Bio: Amanda Lenzi is Postdoctoral Appointee at Argonne National Laboratory. She was a Postdoctoral Fellow at King Abdullah School of Science and Technology (KAUST) before coming to Argonne. She obtained her PhD degree in Statistics from the Technical University of Denmark in 2017 and her BS and MS degrees at the University of Campinas, São Paulo, Brazil. Her main research interests concern statistical modeling, prediction, simulation, and uncertainty quantification of spatiotemporal data from applications relating to energy as well as environmental science. She is also interested in computational methods for large datasets and the use of machine learning to improve the modeling of these complex spatiotemporal processes.
February 18: Nicholas Wardle (Department of Physics, Imperial College London)
Title: The Discrete Profiling Method: Handling Uncertainties in Background Shapes
[Wardle Talk Recording] [Wardle Talk Slides]
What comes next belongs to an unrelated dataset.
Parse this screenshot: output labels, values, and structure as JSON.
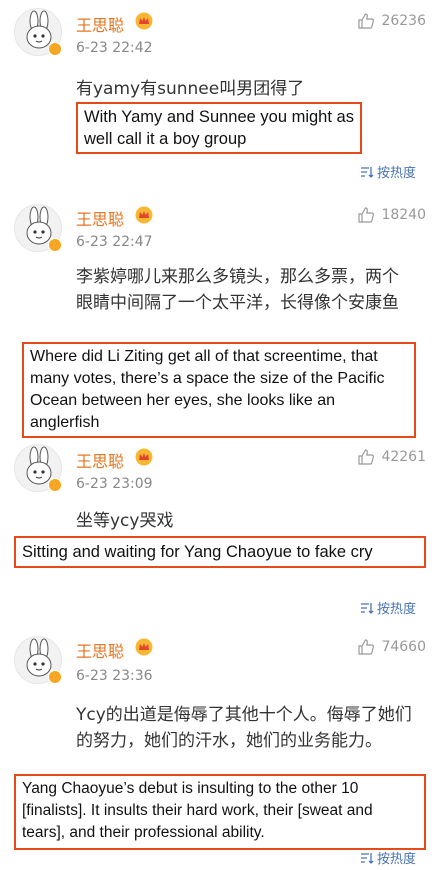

Abstract: Model selection is a huge topic in statistics and often in HEP experiments, we don’t know the exact model appropriate for a particular process. Typically HEP experiments will rely on using data to directly constrain or choose which (parametric) models are best suited to extract the underlying physics, however this choice naturally represents a systematic uncertainty in the analysis of the data. While there are several methods to incorporate these uncertainties related to choices of continuous parameter values, the uncertainty associated to the choice of discrete model is less clear. In this presentation, Nicholas will describe a method developed in the context of the search for the Higgs boson at CMS that aims to incorporate the uncertainty related to model selection into statistical analysis of data “the discrete profiling method”. Nicholas will discuss various studies on the bias and coverage properties of the method and open extensions where further work is needed.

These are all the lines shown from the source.